CONGESTIVE HEART FAILURE (CHF)
CONGESTIVE HEART FAILURE (CHF):
It is the inability of heart to cop with the blood supply requirement of the body due to its inability to pump with enough force which is necessary for fulfillment of body’s metabolic demands.
The rough estimate is of 3 million people around the world who are suffering from this disease.
It is also called systolic heart failure.
STAGES OF CHF:
There are four stages in which CHF is classified. Each one has symptoms such as:
In this stage patient doesn’t feel abnormal tiredness, palpitation or shortness of breath upon normal physical activities.
Patient at rest doesn’t feel a thing. But upon physical activity patient suffers from shortness of breath, palpitation and fatigue.
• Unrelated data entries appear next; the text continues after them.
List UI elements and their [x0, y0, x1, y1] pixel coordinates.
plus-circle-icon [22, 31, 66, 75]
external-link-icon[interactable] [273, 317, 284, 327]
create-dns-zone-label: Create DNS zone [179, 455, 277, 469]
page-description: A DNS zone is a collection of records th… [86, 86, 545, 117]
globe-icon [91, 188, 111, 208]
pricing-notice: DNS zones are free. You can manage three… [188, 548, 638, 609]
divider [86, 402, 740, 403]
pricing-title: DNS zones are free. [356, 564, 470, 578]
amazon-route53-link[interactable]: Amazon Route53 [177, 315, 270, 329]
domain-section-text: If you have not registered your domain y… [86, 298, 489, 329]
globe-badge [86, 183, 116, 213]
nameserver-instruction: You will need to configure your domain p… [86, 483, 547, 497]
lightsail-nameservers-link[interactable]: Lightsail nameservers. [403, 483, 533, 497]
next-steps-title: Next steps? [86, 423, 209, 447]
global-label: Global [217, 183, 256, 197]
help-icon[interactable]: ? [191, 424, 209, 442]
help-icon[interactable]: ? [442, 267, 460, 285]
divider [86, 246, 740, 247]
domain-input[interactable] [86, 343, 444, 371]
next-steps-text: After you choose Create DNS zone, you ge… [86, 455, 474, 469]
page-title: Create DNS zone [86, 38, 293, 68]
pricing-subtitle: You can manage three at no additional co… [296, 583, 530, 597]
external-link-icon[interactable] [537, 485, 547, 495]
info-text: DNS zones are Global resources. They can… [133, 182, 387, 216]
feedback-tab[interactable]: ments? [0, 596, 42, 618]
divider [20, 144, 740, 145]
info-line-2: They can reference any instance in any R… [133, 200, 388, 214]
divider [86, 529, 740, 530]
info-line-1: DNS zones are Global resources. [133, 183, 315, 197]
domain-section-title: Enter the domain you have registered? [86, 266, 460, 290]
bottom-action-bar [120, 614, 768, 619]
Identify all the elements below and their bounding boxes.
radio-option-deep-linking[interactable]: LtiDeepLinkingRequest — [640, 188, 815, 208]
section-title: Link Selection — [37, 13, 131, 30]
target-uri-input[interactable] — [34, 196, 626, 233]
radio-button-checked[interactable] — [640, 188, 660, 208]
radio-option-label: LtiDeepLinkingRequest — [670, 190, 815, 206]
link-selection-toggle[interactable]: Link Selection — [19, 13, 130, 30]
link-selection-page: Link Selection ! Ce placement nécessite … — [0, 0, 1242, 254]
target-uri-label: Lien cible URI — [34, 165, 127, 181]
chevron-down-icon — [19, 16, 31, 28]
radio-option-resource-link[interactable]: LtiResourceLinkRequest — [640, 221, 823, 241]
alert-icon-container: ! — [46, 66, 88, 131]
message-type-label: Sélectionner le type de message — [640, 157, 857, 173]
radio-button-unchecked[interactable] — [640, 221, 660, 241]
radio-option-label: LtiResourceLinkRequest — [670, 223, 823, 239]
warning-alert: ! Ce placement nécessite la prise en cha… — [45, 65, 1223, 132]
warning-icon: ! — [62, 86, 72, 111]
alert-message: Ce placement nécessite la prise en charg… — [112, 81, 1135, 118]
These patients are also symptom free when at rest but even little activity they suffer from shortness of breath and fatigue, palpitation.
Patient suffers from fatigue, palpitation and shortness of breath even at rest.
WHAT CAUSES CHF:
- Cigarette smoking
- Renal failure
- History of heart diseases like myocardial infarction, valvular heart disease etc.
- History of hypertension
- History of diabetes
SIGNS & SYMPTOMS:
- Respiratory distress
- Rales/Crakles on auscultation
- Shortness of breath
- Paroxymal Nocturnal Dyspnea
- Pink frothy sputum
PATHOPHYSIOLOGY OF CHF (Internal conditions of your body):
Reduced heart contractility
Preload or left ventricular end diastolic volume (LVEDV) increases
LVEDV causes dilation of ventricle and further increase in LDEDV
ASSESMENT OF CHF:
- Heart sounds are assessed
- Daily weights are monitored
- Pink frothy sputum is checked
- Lung sounds are also assessed like rales/crackle and wheezes
Echocardiogram (ejection fraction less than 50%)
Chest X-ray (Fluid around lungs, enlargement of heart)
Blood test (BNP: B-Naturetic Peptide greater than 100pg/ml)
First of all pain management is necessary to make patient comfortable, reduce anxiety and decrease cardiac oxygen demand.
Then airway support is attended to. Supplemental oxygen, intubation and bipap are given.
Intra-aortic balloon pump will increase cardiac output by approximately 15-20%
It is used in refractory CHF
PTCA is used when cause is ST elevation myocardial infarction or non STEMI
Diuretic treatment for edema is given i.e. Lasix
Vasodilators to “open up the tank” are given e.g. Nitroglycerin
Vasopressors are given to increase LV function e.g. Dobutamin
Milrinone is given to increase heart contractility and decrease pulmonary vascular resistance.
TREATMENT OF CHRONIC CHF:
Cardiac glycosides like digoxin are given
Diuretics like Lasix and spironolactone are given
Beta blockers like Lopressor and atenolol are given
Coronary artery bypass grafting (CABG) is done if required
Valve repair is done
Heart transplant is done
LIFE STYLE CHANGES:
Some life style changes are required to get the life of the patient on the right track.
Walk, diet, smoking cessation, weight reduction, controlling blood pressure, diabetes and cholesterol is most important.